Seit ich Carey das erste Mal gesehen habe, fantasiere ich über … na ja, uns. Ich habe mir vorgestellt, dass er mich vielleicht genauso mögen könnte, wie ich ihn mag. Aber diese Idee verflüchtigte sich mehr und mehr. Bis nur noch ein Schatten übrig war. Und dann ist auch dieser verflogen. 

Und jetzt? Jetzt weiß ich nicht, ob ich nicht diese Chance, die er mir präsentiert hat, mit beiden Händen hätte ergreifen sollen. Ob ich nicht einfach all meine moralischen Vorstellungen über Bord hätte werfen sollen, um diese Gelegenheit wahrzunehmen.

Aber das ist doch eine universelle Regel. Männer verlassen ihre Freundin nicht für die andere Frau.

Ich will es nicht wahrhaben, will dagegen argumentieren, will sagen, dass ich doch die eine Ausnahme sein könnte. Aber viel eher ist man doch die Regel als die Ausnahme. Denn wenn alle Ausnahmen wären, dann wären sie ja die Regel. Daher nein, es war richtig, aber es fiel mir so schwer. Es fiel mir so schwer, weil ich eigentlich sagen wollte: Lass uns verschwinden und in den Sonnenuntergang reiten. Du und ich für immer und ewig.

Aber das habe ich nicht getan, oder?

Stattdessen habe ich ihm gesagt, dass ich das nicht will. Dann habe ich ihn daran erinnert, dass er doch eine Freundin hat. Und so wie ich bisher den Eindruck hatte, waren sie ja auch sehr verliebt. Keine Ahnung, was ihn geritten hat, aber … Ja, keine Ahnung. Ich weiß es einfach nicht. Aber ich weiß, dass das so nicht geht. Dass das so für mich nicht geht.

Und deswegen habe ich ihn abgewiesen, auch wenn es das Schwerste war, was ich je tun musste.

Aber heißt das, dass er doch eifersüchtig war?

Oder wollte er mich nur, weil er mich vermeintlich nicht mehr haben konnte?

Diese Gedanken ergeben überhaupt keinen Sinn. Denn es ist die gleiche Art Gedanken, die er auch angefangen hat. Hätte, würde, wäre. Das bringt uns keinen Deut weiter. Und deswegen sollte ich damit aufhören. Aber auch das ist ein Konjunktiv. Natürlich weiß ich ganz genau, dass ich nicht aufhören werde, darüber nachzudenken. Weil es mich vollkommen verrückt macht.

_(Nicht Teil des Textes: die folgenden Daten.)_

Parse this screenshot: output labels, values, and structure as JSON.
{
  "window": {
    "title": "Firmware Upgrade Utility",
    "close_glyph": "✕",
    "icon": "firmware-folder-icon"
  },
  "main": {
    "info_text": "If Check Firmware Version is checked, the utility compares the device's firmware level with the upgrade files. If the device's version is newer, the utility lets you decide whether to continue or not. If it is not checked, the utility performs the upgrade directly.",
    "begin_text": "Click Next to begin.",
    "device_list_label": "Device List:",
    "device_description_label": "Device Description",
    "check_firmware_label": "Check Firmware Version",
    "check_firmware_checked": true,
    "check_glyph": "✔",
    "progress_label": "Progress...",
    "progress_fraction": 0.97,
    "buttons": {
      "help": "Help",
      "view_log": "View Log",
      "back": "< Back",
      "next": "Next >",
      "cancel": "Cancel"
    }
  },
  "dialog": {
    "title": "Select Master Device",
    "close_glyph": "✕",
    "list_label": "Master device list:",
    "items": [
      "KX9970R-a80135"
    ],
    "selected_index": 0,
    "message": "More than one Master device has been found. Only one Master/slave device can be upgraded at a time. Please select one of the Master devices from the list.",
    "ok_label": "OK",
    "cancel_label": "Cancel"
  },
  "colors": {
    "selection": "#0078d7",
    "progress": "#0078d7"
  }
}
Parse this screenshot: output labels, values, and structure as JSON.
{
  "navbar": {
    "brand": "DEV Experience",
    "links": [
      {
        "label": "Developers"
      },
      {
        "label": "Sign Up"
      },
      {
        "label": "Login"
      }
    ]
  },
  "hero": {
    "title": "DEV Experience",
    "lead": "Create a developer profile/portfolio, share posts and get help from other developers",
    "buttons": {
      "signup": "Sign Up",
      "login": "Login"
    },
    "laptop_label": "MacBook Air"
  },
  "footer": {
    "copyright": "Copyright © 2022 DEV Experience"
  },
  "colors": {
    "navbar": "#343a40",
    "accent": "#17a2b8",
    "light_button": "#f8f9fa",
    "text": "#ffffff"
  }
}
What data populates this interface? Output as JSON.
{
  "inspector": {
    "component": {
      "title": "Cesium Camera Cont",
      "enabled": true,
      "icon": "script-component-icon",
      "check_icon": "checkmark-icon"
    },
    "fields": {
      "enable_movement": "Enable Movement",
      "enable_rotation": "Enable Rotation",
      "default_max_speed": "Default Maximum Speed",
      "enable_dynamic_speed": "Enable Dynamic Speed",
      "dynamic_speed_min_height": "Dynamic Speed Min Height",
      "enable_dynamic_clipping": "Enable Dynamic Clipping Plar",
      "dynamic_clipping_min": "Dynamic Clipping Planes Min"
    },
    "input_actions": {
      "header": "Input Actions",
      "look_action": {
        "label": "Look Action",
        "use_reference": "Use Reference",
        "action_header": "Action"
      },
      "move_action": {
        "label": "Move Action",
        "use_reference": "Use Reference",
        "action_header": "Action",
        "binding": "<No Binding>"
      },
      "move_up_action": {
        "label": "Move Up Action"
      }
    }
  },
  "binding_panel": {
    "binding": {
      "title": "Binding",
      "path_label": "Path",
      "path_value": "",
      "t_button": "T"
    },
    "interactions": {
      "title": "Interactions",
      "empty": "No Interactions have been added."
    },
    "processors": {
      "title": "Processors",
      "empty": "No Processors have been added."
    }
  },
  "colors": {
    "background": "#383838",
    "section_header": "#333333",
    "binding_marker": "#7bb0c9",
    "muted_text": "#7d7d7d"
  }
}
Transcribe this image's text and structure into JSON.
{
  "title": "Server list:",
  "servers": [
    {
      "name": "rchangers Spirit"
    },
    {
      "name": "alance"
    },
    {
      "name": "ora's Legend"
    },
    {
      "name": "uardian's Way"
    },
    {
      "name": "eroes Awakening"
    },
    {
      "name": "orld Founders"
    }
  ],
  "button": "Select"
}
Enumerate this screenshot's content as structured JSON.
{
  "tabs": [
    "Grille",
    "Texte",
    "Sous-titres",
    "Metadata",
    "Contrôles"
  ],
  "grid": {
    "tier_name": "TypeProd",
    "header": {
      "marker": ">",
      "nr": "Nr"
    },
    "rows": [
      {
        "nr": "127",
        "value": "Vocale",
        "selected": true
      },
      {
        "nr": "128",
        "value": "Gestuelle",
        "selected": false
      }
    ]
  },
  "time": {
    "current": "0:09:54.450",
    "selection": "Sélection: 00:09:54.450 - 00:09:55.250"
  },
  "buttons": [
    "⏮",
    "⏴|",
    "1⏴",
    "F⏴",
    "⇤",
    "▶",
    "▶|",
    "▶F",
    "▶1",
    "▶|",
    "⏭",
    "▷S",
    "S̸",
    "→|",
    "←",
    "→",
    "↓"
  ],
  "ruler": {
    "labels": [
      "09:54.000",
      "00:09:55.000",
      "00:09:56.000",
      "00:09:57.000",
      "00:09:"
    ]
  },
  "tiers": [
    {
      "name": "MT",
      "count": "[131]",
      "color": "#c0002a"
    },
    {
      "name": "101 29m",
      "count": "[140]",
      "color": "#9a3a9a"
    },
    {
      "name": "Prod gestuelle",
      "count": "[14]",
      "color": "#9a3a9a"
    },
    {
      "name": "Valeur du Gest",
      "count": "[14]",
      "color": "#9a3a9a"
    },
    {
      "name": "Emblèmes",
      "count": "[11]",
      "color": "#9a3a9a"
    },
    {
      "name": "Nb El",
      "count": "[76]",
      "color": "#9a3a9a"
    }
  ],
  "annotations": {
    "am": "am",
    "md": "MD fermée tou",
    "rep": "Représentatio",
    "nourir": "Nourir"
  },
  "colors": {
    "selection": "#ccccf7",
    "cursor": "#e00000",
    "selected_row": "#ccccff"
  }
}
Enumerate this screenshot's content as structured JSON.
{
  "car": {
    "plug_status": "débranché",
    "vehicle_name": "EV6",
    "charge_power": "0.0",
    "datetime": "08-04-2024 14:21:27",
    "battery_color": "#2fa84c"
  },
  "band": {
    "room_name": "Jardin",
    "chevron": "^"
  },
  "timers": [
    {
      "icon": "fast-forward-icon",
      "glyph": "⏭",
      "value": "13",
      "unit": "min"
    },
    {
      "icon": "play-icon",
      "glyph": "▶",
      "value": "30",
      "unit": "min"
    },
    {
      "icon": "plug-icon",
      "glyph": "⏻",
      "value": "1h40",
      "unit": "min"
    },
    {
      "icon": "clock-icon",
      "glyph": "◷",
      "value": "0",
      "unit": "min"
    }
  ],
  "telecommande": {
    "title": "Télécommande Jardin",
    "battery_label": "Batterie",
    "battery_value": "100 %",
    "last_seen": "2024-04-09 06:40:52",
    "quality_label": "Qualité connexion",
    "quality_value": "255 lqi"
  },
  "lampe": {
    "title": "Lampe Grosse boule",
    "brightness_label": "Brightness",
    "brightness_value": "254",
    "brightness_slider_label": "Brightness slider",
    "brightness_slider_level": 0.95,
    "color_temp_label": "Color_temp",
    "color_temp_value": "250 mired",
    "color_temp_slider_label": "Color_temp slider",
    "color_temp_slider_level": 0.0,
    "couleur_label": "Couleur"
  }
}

Am liebsten würde ich mir Rat holen. Bei Sabrina oder Lorena. Aber ich habe ihnen gar nichts von dieser ganzen Carey-Situation erzählt, also wäre das doch jetzt ein wenig … na ja, merkwürdig. 

Wenn ich laufen könnte, würde ich ins Fox Café gehen, um Peggy zu berichten, was geschehen ist. Aber ich glaube nicht, dass meine Beine mich die paar Meter tragen können. Und so bleibe ich hier auf dem Boden sitzen, mit geöffneter Tür, sodass jeder sehen könnte, wie absolut armselig ich doch bin.